Welcome to ‘Cabaret’
By DANA
DUGAN
Express Staff Writer
Willkommene
mien Damen und Herren. The brilliant 36-year-old musical
"Cabaret" is gracing the valley boards for one week at the
nexStage Theatre in Ketchum.
What luck,
what joy, what daring drama.
The
dancing portion of the Cabaret Cast. Courtesy Photo
As musicals
go this one is on the darker side for the Laughing Stock Theater Company,
who’s producing the show. But it remains a treat for the audience, for
its witty songs, high energy dancing, indelible characters, and for the
fact that the audience is induced to become part of the action.
The
theater, itself, including the lobby, will be arranged cabaret style so
that tables of the customers will be enmeshed with the action in the club
scenes.
Some scenes
have been staged to occur in the audience, and during the pre-play period
and intermission, actors will be working the room in character and
costume. So, be ready to submerge yourself in Berlin at its most decadent.
Based on
Christopher Isherwood’s diaries, called "Berlin Stories,"

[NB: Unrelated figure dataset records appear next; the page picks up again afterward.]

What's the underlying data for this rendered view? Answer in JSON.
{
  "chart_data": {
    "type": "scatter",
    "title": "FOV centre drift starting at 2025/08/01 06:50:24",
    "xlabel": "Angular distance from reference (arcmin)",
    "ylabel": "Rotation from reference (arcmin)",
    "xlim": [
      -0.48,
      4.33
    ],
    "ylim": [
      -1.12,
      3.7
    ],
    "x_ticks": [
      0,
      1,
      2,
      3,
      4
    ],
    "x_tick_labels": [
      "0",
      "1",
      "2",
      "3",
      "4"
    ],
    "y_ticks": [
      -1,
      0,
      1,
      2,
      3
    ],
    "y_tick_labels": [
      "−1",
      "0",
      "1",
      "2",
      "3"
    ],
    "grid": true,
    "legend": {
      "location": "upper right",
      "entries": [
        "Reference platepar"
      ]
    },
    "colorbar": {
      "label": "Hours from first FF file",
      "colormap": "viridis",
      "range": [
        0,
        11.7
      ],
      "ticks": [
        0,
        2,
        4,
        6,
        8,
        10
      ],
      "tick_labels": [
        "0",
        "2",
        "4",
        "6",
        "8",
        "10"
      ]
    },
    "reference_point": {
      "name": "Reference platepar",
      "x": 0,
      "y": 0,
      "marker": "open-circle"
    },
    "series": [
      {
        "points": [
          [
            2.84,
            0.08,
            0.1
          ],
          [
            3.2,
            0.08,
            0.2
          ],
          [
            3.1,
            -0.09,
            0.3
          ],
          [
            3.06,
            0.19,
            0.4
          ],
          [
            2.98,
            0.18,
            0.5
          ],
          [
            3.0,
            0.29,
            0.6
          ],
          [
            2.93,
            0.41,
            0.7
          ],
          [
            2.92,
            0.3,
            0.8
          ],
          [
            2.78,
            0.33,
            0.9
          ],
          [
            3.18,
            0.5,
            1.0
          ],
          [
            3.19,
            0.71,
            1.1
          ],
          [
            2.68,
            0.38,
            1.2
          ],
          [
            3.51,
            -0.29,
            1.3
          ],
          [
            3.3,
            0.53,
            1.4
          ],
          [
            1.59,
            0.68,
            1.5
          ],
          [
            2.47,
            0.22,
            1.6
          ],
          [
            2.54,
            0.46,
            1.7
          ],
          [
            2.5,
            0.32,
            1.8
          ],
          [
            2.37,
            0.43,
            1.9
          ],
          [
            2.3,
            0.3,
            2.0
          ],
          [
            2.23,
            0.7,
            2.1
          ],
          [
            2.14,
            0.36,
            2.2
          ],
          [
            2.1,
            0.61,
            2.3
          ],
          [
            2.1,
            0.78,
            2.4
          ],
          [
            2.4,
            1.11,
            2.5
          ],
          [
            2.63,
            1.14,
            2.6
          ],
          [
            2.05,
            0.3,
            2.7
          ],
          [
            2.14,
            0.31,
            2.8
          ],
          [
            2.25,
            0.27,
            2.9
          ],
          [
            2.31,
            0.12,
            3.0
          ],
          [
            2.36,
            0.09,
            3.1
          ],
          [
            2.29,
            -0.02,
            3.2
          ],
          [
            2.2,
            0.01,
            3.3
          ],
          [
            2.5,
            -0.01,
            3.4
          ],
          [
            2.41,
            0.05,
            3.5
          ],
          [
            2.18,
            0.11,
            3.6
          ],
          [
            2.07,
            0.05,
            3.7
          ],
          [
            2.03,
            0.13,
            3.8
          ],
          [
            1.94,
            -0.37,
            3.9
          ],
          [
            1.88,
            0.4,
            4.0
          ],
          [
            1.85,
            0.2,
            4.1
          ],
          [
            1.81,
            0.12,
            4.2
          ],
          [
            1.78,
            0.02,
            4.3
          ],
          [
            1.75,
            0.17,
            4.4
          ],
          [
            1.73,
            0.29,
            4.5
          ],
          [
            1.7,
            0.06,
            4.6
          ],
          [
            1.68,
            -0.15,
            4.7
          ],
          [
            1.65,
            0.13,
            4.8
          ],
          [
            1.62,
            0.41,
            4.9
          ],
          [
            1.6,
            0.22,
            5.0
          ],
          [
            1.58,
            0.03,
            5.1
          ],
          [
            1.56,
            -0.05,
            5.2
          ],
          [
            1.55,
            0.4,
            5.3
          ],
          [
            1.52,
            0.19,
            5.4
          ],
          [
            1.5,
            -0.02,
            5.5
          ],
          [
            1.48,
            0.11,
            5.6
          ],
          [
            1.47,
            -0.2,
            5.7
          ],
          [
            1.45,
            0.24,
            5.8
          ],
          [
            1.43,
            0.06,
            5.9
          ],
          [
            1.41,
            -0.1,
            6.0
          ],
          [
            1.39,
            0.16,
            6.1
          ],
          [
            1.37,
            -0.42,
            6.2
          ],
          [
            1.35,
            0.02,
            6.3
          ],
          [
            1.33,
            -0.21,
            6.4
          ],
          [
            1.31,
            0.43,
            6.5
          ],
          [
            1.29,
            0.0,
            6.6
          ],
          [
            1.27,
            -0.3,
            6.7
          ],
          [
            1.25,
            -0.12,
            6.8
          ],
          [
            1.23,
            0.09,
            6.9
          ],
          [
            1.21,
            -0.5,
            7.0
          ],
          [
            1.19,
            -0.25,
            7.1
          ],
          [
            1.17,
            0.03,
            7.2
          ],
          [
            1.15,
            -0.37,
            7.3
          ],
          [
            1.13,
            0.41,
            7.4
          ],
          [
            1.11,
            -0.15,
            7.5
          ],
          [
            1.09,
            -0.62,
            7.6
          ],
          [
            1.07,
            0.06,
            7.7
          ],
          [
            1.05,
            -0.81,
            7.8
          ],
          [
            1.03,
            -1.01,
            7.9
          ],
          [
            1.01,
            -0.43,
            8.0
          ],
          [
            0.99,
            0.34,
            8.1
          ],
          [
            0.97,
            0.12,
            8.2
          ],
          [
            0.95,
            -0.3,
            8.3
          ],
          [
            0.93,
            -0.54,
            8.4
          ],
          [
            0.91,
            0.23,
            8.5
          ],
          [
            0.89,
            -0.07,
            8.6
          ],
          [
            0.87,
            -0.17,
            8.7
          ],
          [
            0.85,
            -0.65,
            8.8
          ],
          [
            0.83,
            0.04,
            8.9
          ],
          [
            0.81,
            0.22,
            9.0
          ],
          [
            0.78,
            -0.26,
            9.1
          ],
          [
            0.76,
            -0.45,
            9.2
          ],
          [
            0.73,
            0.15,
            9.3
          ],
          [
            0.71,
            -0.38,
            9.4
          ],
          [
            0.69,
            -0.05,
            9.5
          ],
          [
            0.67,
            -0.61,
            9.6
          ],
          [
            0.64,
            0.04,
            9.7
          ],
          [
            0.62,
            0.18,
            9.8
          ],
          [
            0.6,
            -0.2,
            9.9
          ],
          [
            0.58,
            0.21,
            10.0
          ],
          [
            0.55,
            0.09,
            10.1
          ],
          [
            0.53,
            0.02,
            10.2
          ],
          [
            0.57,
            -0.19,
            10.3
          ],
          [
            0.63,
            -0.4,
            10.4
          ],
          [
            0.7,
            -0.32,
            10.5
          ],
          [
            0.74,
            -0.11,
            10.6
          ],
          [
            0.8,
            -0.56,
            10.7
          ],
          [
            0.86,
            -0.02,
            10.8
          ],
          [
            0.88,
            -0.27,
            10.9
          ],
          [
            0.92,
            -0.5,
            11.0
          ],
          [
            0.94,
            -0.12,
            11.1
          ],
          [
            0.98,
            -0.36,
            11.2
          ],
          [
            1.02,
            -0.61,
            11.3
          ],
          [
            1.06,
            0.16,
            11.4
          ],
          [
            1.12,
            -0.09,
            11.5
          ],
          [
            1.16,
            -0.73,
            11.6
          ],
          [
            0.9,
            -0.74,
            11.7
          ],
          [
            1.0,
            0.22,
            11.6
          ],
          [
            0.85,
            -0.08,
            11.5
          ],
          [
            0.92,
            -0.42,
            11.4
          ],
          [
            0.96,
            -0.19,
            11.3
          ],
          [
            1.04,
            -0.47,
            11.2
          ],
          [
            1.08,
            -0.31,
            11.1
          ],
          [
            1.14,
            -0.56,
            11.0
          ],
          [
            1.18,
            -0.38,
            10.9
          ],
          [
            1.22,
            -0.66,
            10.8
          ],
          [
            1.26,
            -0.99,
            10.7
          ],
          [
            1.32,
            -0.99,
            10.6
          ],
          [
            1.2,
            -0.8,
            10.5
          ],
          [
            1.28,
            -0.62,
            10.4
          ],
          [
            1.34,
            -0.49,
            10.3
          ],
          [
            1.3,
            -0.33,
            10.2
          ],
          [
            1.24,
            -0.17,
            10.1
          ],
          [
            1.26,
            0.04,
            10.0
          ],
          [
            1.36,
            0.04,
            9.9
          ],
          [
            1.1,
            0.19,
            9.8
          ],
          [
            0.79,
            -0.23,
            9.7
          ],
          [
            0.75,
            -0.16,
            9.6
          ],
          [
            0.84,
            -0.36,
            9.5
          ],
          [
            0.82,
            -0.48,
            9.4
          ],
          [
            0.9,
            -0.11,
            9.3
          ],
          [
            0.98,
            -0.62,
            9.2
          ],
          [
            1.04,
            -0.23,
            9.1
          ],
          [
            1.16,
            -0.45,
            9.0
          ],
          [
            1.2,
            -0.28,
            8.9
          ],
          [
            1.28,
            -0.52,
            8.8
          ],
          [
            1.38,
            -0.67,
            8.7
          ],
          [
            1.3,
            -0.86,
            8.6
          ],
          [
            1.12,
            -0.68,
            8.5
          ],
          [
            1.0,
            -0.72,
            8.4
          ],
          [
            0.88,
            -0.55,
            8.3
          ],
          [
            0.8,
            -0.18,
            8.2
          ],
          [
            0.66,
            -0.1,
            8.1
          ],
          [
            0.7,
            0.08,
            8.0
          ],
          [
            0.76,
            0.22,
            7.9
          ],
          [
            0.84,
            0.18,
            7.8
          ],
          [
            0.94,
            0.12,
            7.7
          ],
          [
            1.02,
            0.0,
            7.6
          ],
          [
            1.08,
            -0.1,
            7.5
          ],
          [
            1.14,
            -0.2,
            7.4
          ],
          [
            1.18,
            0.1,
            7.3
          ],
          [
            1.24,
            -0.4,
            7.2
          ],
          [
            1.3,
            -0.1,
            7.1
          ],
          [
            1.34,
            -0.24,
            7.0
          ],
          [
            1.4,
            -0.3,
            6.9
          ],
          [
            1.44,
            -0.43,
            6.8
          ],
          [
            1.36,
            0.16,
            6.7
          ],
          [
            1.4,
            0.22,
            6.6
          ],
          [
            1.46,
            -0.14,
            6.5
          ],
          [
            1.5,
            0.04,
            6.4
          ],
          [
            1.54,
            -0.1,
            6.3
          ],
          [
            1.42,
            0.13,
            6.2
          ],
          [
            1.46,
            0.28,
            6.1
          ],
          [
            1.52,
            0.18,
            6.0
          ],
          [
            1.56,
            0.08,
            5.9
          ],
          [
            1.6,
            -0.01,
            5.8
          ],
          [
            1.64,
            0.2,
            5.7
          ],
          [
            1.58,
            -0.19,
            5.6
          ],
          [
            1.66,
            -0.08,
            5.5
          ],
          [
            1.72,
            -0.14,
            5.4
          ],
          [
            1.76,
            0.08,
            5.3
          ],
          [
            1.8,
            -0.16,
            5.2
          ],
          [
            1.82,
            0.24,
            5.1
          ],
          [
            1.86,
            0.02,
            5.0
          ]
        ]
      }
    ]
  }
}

"Cabaret" was written by John Kander and Fred Ebb. It debuted on
Broadway in 1966, and won many Tony Awards. Then it was made into an
Oscar-winning venue for the young Liza Minnelli, as Sally Bowles, in the
highly successful movie in 1972.
The play
has enjoyed two revivals on Broadway, and the most recent one won yet more
Tony Awards. After four years it continues to draw enthusiastic theater
crowds to its current home in the old Studio 54.
Directed by
veteran actress, singer and dancer, Jennifer Perry, who wowed the Wood
River Valley as Aldonza in "Man of La Mancha" last fall,
"Cabaret" is centered around a young American writer, Cliff,
played by Dawson Howard.
He moves
into a somewhat seedy boarding house, hoping to find inspiration and
material for a novel. Cliff becomes involved in the lives of several
people, including his landlady, played by Patty Parsons and the performers
at the Kit Kat Klub. The activities at the club are typical of Berlin
night life in the late 1930's, and also serve as a metaphor for the
chaotic world outside, and the rise of Nazism.
Parsons
also is the show’s musical director.
Notable
among the cast is the Emcee, whose antics are performed endearingly with
plenty of camp, by Steve Pruitt. The eccentric singer Cliff befriends is
Sally Bowles played in this production by Sarah Bradshaw, who also served
as an assistant choreographer under Perry.
Cliff and
the other characters contend with personal problems, as well as the
changing politics of the pre-Hitler Berlin.
Also in the
cast are Matt Gorby, Rachel Aanestad, and Tom Crais, nine female dancers
and singers known as the Kit Kat Girls, and a three men chorus.
We wanted
to come up with our own version, and find our own style," said Perry,
who employs choreography inspired by the famous Bob Fosse choreography
from the original show and the movie. "What I like is that this, like
the revival is edgier," Perry said.
But she
says this version is brighter in style and in costuming than the current
run in New York.
"What
we’re exposing is the evil, but we’re not judging. We’re just
telling the story. It’s sexy and fun and Fosse-esque."
Tickets are
available for "Cabaret" at the theater on Main Street and
Chapter One Bookstore, both in Ketchum. They cost $36 for seats in front
row tables and $28 for seats at other tables. Tables are either seating
for four or six people.
"I
think the audience will be moved," Perry said.